L’exercice militaire Volfa 25, qui a débuté le 22 septembre et prendra fin le 10 octobre 2025 dans l’espace aérien français, représente une étape importante dans la préparation des forces aériennes face aux défis modernes. Organisé par le Commandement de la défense aérienne et des opérations aériennes (CDAOA), ce manège rassemble plus de 1 000 aviateurs et pas moins de 50 aéronefs afin de simuler un combat aérien de haute intensité. L’objectif est de tester les capacités actuelles et d’intégrer de nouvelles technologies pour contrer des menaces émergentes, telles que les drones et la défense aérienne.

Une coopération internationale et des innovations technologiques

Volfa 25 ne se limite pas à une simulation nationale. Il bénéficie de la participation active d’alliés européens comme le Royaume-Uni, la Grèce et l’Italie, renforçant ainsi les liens militaires entre ces pays. Parmi les bases aériennes concernées, on retrouve Mont-de-Marsan pour les avions de chasse, Orléans‑Bricy pour les avions de transport tactique, et Cazaux pour les hélicoptères.

L’exercice inclut également des scénarios innovants, notamment en matière de guerre électronique et d’exploitation du domaine spatial, pour faire face à des menaces numériques. L’utilisation d’images satellites et de données orbitales permettra de fonctionner en « mode dégradé » et de faire face à un environnement électromagnétique agité. Un scénario spécifique, baptisé « Hydrazine », simule un incident à la base de Mont‑de‑Marsan, avec une fuite d’hydrazine depuis un F‑16 grec, testant ainsi la coordination entre la France et la Grèce.
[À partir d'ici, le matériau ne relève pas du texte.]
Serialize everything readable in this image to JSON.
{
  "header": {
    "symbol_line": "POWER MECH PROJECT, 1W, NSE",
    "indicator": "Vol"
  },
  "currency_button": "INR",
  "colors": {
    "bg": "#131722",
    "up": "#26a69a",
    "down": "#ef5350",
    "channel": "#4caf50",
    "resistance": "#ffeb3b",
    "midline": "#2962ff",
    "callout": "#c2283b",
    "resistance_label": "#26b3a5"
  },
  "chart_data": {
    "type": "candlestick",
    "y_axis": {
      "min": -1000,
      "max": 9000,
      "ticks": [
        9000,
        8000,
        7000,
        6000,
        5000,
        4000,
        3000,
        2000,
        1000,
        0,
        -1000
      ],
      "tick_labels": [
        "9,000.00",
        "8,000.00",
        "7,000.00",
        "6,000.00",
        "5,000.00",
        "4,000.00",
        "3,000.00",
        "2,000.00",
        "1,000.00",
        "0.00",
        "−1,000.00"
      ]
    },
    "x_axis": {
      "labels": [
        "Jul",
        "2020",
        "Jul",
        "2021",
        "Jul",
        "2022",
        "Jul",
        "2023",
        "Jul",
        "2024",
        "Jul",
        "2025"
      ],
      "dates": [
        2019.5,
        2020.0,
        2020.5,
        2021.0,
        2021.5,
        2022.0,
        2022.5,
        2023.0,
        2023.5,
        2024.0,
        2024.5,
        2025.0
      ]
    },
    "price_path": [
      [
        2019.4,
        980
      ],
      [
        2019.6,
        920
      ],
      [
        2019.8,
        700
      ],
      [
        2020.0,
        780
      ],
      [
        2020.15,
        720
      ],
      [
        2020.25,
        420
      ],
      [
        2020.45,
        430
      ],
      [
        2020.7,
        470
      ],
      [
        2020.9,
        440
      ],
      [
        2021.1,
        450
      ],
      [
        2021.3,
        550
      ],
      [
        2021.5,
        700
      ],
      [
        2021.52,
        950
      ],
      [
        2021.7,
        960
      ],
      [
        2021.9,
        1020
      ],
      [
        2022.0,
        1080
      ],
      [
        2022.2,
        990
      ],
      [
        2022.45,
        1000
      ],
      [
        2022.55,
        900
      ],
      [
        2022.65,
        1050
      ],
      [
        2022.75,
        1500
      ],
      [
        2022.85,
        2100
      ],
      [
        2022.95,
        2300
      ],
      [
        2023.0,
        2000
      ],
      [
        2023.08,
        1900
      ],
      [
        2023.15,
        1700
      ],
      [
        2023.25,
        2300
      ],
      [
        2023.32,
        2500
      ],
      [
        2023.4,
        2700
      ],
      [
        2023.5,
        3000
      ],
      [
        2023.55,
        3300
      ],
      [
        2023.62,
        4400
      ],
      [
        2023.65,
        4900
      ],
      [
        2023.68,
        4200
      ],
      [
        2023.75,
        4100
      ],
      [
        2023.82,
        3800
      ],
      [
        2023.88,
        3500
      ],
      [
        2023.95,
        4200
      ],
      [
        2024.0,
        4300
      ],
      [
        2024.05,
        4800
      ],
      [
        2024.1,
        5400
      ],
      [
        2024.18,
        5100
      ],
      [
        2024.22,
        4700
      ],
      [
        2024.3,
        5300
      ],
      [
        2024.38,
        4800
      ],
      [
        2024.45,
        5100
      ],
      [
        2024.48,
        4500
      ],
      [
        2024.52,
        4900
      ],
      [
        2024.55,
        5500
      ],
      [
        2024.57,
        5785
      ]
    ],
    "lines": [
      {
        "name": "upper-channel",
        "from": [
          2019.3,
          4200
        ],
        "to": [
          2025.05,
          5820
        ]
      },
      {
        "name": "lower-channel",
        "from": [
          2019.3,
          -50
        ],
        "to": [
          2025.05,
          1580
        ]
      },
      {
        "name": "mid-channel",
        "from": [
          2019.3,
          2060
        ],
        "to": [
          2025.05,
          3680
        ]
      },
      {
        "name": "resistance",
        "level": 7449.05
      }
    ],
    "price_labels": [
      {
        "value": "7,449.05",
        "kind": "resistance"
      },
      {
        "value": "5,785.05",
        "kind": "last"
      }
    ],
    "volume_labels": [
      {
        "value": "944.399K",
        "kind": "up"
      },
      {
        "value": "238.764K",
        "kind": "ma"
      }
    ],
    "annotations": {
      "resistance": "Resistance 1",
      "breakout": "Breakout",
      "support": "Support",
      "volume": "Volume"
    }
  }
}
L’awacs, les yeux et les oreilles du commandement

L’AWACS joue un rôle de premier plan pendant Volfa 25 en agissant à la fois comme avion‑radar et centre de contrôle volant. Grâce à sa capacité à détecter les drones et à transmettre les ordres, il devient littéralement « les yeux et les oreilles » du commandement. Cet appareil de commandement et de contrôle est équipé d’écrans performants qui permettent à une quinzaine d’opérateurs spécialisés de gérer jusqu’à huit communications simultanées, le tout selon une phraséologie très pointue.

Le lieutenant‑colonel Thomas insiste sur l’importance de la hiérarchie dans la prise de décision au sein du CAPCODA, basé à Lyon‑Mont Verdun. L’AWACS, en servant d’antenne déportée, s’avère indispensable pour orienter les décisions stratégiques.

Protection sol‑air : SAMP/T Mamba

Pendant toute la durée de l’exercice, la défense sol‑air est assurée par l’Escadron « Tursan », basé à Mont‑de‑Marsan et dans le Massif central. Le système SAMP/T Mamba, installé près de Féniers dans le Massif central, représente un atout majeur avec ses modules sophistiqués, capables d’intercepter aussi bien des missiles balistiques que des drones tactiques.

Ce dispositif fonctionne de pair avec le radar Arabel, qui offre une couverture d’environ 60 km, et avec la liaison 16 qui garantit une communication efficace avec le Centre de management de la défense dans la 3e dimension (CMD3D). Le capitaine Sébastien explique que « la plupart des moyens sont installés sur une colline dominant la zone afin d’optimiser la détection radar » (Le Monde).

Un environnement géopolitique tendu

Dans un climat marqué par des incursions répétées de drones russes, Volfa 25 se présente comme un exercice majeur pour préparer les conflits de demain. Les manœuvres sont observées de très près par des pays concurrents, tel que la Russie. Le lieutenant‑colonel Cédric déclare d’ailleurs : « On est très regardés », soulignant ainsi l’enjeu stratégique de cet entraînement.